The books I like are usually pretty cheap because no one (besides me) seems to find them very desirable.

Anyway.. I'm all for Just Read More Novels month. I think January is an especially good month for it. July or August can be Read More Trashy Beach Books month.

I've put your logo on my moblog. Thanks!

Pixel said...

I'm on-board with this idea, but then again, am always happiest when reading a good book. Especially if I happen to find myself on a white, sandy beach somewhere in the tropics. Fruity rum drinks are optional until ~5 PM.

yellojkt said...


Trashy novels from the 1920s sounds rich. I am ver partial to John D. MacDonald potboilers from the 1950s. It's like another universe. Plots revolve around the fact that even rich company executives only have one car in the family.

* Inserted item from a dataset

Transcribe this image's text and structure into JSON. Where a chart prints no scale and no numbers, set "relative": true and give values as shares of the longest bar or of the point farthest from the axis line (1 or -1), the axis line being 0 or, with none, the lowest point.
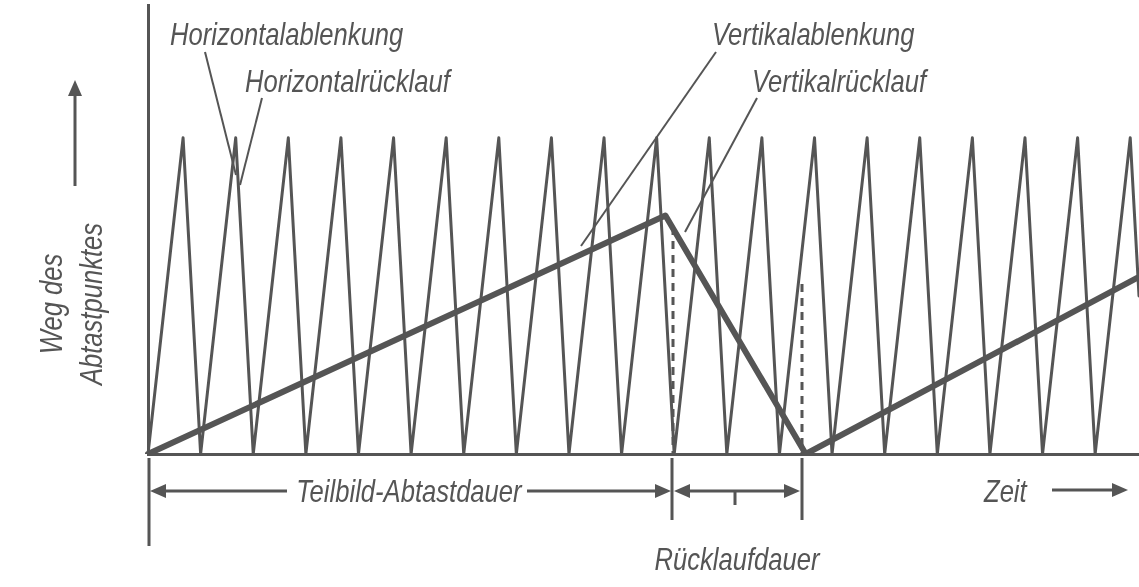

And pixel: I assume after 5 pm, fruity rum drinks are mandatory.

paula said...

Dude. This so totally fits with my diet.

"Read so you don't pig out"

I'm IN!!

(I'll even post the weight loss at the end of the month)


trusty getto said...

All I'm reading these days are novels. Cheap, easy, effortless ones. I can't say I want to structure it, or claim credit of any sort from it though. Guess I'm just a slacker ;^)

Anonymous said...

I like this idea. However, like Karen, most of my "TBR" pile is nonfiction at this point. So I'll just kind of run a parallel course this month, catching up on my reading without being an "official" participant.

yellojkt said...

I read For Whom the Bell Tolls as a Book on CD and really enjoyed it. I want to re-read The Sun Also Rises someday.

Anonymous said...

I think your central premise is a little off. As a NaNoWriMo participant, I didn't write for the purposes of publication. The only long-form writing I had ever done was for scientific research. Writing an extended piece of fiction gave me a first-hand insight that made me appreciate reading novels more. I think most writers are aware that writing a novel "is harder than it looks". Actually sitting down to write one helped me understand just what about it is that damn hard.

I loved The Sun Also Rises. It is the funniest work of Hemingway I've read.

Eric said...

You've got my support...I have enough unread books to build a raft out of and row my butt down the river. Or maybe a fort.